INTERVENTION de Youssif  SHETOO et de son fils

        Bonsoir à tous. Je m'appelle Yousif Shetoo. Je viens du Nord de l'Irak, d'une ville proche de Mossoul. Je travaillais comme professeur d'araméen les huit dernières années. Je suis marié, j'ai deux fils : l'ainé qui a 20 ans et celui qui est à côté de moi, Andreou, qui a 18 ans. Il est au Lycée Jean Dupuy à Tarbes en 1ère SSI. Nous sommes arrivés en France en septembre 2015 après l'acceptation de l'Etat français. Un cousin qui habite en France depuis 15 ans nous a proposé de venir en France, après avoir quitté notre ville à cause de DAESH. Une famille française ici s'est occupé de nous et de tous les papiers qu'il y avait à faire. Jusqu'à aujourd'hui, cette famille est toujours avec nous pour nous aider. Après quatre mois, ma femme et moi avons commencé à être bénévoles au Secours catholique deux jours par semaine. En même temps, nous sommes allés au cours que l'Etat organise pour les étrangers. On a eu 150 heures de cours. On a passé l'examen de langue française niveau A1. Je suis très content parce que j'ai vu mes profs de français dans la salle et je les remercie d'être là. Après un an, nous sommes passés au niveau A2 grâce à notre professeur de français Mr André Broquet. Après, j'ai eu encore la chance de prendre un cours de français : 350 heures proposées par Pôle Emploi. J'ai été aussi bénévole à l'école Sainte Thérèse à Tarbes. Dans cette école, j'ai travaillé avec des élèves de CE1 et CE2. La semaine prochaine, je commence une formation pour améliorer mon niveau de français. Ma femme est bénévole à l'école maternelle du Pradeau où elle va tous les après-midi. Maintenant, je laisse la parole à mon fils Andreou parce qu'il parle mieux que moi. Merci beaucoup.

 

 

              Après 2003, la situation des chrétiens d'Irak devient très difficile à cause du racisme et de l’apparition du terrorisme et de l’extrémisme. Les chrétiens semblent plus faibles dans la société. Car on ne possède pas d'arme, on ne tient pas les armes dans les mains. Car on marche avec la loi, on essaie de ne pas contrer la loi. Quand il n'y a pas de loi, on ne sait pas vivre. A cause de cela, nous les chrétiens, on commence à partir, à cause de la peur : peur de se faire tuer ou kidnapper ou de se faire prendre nos biens, surtout dans les grandes villes. Partir dans d'autres villes plus petites où il y a la paix et plus de chrétiens. Dans ma ville surtout, on a eu beaucoup de personnes qui venaient de l'extérieur. Avant 2003, les chrétiens étaient plus d'un million et demi. Malheureusement, aujourd'hui, ils ne représentent plus que 300 000 personnes. Notre ville était toujours sur ses gardes vis-à-vis du terrorisme et de l'extrémisme car il y avait la paix et tout allait bien.

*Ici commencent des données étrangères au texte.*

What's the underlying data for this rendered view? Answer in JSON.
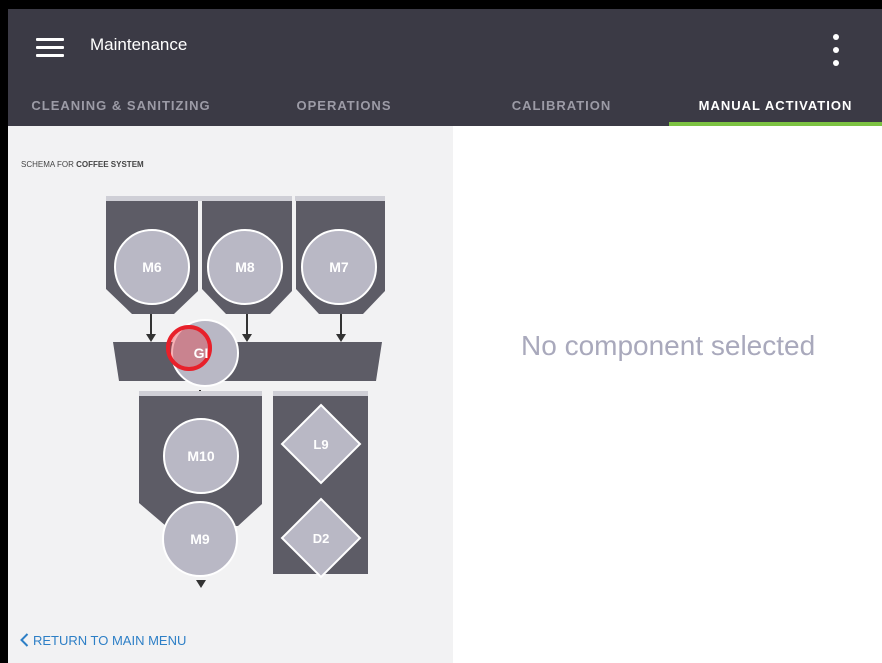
{
  "app_title": "Maintenance",
  "tabs": [
    {
      "label": "CLEANING & SANITIZING",
      "active": false
    },
    {
      "label": "OPERATIONS",
      "active": false
    },
    {
      "label": "CALIBRATION",
      "active": false
    },
    {
      "label": "MANUAL ACTIVATION",
      "active": true
    }
  ],
  "schema": {
    "label_prefix": "SCHEMA FOR ",
    "label_system": "COFFEE SYSTEM",
    "components": {
      "m6": "M6",
      "m8": "M8",
      "m7": "M7",
      "gi": "GI",
      "m10": "M10",
      "m9": "M9",
      "l9": "L9",
      "d2": "D2"
    }
  },
  "detail": {
    "empty_message": "No component selected"
  },
  "footer": {
    "return_label": "RETURN TO MAIN MENU"
  },
  "colors": {
    "appbar": "#3b3a45",
    "tab_indicator": "#7cc242",
    "component_fill": "#5d5c66",
    "circle_fill": "#b9b8c5",
    "highlight": "#e8202a",
    "link": "#2d7fc6"
  },
  "icons": [
    "menu-icon",
    "more-vert-icon",
    "chevron-left-icon"
  ]
}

         Puis on nous a attaqués plusieurs fois avec plein de bombes. Le plus difficile, c'était quand les terroristes ont attaqué les étudiants qui partaient très tôt le matin pour aller à l'université. Il y avait 25 bus. On a eu beaucoup de morts et beaucoup de blessés. Il y avait aussi des ouvriers et des professeurs qui travaillaient à Mossoul et dans des villages à côté qui se faisaient kidnapper par des terroristes pour gagner de l'argent, et cela pouvait arriver à des milliers d'euros. La grande attaque par l’Etat islamique Daesh eut lieu en juin 2014, quand ils ont pris Mossoul, la deuxième plus grande ville d'Irak. L'armée irakienne n'a pas résisté contre Daesh. Mossoul était à 20 kms de chez moi. C'était horrible, on a été obligés de fuir trois fois. On a vécu sous la pression pendant deux mois. Et le 6 aout 2014, qu'on appelle le "jour noir", les 50.000 habitants de la ville étaient obligés de partir en dix heures, parce que l'armée kurde a lâché sans défendre. Ils sont partis discrètement dans le silence, la nuit. La veille du dernier jour, je me souviens : à minuit, on entendait des bombes et des avions qui frappaient à 2 kms de notre maison. Le dernier jour, après la messe, on a décidé de partir. Papa voulait rester là-bas, mais après avoir vu tomber deux bombes à 700 mètres de l'endroit où il était (il y a eu deux morts et un blessé), papa a dit de rentrer à la maison, puis il a dit : "On part tous ensemble". Finalement, on a quitté notre ville à 9h du matin. On a passé le péage qui n’est pas très loin à 18 heures, tellement il y avait de monde.


 

          On n’avait pas pris grand chose avec nous lorsque nous sommes partis. 2014 était une année très importante pour mon frère et pour moi et les gens de notre âge, parce qu’on passait le bac. Mon frère était en terminale et moi en troisième. On avait mis nos livres dans un carton solide et bien fait pour qu'il ne se déchire pas, tellement nos livres étaient importants. Nous sommes partis au Nord de l'Irak vers le Kurdistan. On voyait des milliers de gens à pied ou en voiture et le désordre partout. Devant le péage, il y avait plus de 15 voies de sortie. Une matinée de désespoir, après avoir passé une nuit sans dormir, des enfants qui pleuraient dans les bras de leurs mamans et des vieux dans les rues, et des jeunes sans abri, des morts. Plus de vie normale. Tout ça en une seule nuit. Les 50.000 habitants n'ont plus rien dans la vie. La peur dans le cœur et le silence qui tue, avec aucune nouvelle de ce qui s'est passé. On a dormi dans la rue ou dans des églises, des tentes et des camps. Des mois après, on s'est mis à travailler, avec des salaires très bas, chez les kurdes. Par exemple, j'ai travaillé avec un salaire de 150 € par mois, une moyenne de 112 h par semaine. Soit 448 heures en un mois pour avoir 150 €. C'était de l'exploitation. Je travaillais dans un restaurant.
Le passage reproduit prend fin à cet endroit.